= Parts kit =

Collection of weapon parts designed to, or be readily assembled into a firearm

A parts kit is a collection of weapon (notably firearm) parts that, according to the Bureau of Alcohol, Tobacco, Firearms, and Explosives (ATF), "is designed to or may be readily be assembled, completed, converted, or restored to expel a projectile by the action of an explosive." As an example, the kit may not include a receiver or include an incomplete receiver.

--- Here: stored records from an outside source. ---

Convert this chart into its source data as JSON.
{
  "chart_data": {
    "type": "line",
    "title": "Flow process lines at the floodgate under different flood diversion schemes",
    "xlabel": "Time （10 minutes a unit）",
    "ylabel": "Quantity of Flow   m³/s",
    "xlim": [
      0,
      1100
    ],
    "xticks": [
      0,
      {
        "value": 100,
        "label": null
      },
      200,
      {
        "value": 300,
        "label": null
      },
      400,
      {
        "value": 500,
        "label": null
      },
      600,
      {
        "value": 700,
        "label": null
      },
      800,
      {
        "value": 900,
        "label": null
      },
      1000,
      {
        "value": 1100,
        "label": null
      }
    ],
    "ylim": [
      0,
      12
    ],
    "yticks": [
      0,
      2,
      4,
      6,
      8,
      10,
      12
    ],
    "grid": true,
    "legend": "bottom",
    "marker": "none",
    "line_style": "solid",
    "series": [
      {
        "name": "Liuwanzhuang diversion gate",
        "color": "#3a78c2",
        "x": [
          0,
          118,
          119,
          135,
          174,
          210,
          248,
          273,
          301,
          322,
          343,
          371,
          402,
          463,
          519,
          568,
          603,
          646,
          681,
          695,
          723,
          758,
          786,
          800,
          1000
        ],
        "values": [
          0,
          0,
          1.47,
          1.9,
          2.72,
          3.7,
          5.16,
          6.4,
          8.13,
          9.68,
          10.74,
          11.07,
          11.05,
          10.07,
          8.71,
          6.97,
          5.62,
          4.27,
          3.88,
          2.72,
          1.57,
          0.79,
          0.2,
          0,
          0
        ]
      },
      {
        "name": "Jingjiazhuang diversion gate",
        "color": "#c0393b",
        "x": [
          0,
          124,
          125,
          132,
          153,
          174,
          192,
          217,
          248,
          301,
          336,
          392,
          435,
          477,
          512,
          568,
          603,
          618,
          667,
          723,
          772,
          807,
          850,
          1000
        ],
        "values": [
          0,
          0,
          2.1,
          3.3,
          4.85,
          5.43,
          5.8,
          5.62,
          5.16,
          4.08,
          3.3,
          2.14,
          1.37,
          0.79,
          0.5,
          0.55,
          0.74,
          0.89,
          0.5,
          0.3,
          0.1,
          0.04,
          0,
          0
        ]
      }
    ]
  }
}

Under current U.S. law, kits that include finished receivers must be serialized and their buyers must receive a background check, but kits that include "unfinished" receivers are totally unregulated for purchase.

==Receivers==

US parts kit regulation is distinct from that of other countries (except Canada where the receiver is also the regulated part), where a firearm's pressure bearing parts such as bolts, barrels, and gas pistons are the commonly regulated components. In the United States a serialized receiver can be purchased or manufactured from a state of incompleteness to create a firearm.
The National Firearms Act (NFA) restricts the possession of automatic firearms, so most parts kits end up used with a semi-automatic receiver. In addition, under US gun law, a receiver that is legally a machine gun cannot legally become semi-automatic. There is no federal restriction on the purchase and import of machine gun parts kits (minus the barrel), however.

Parts kits are available for many firearms including the AR-15 and AKM variants.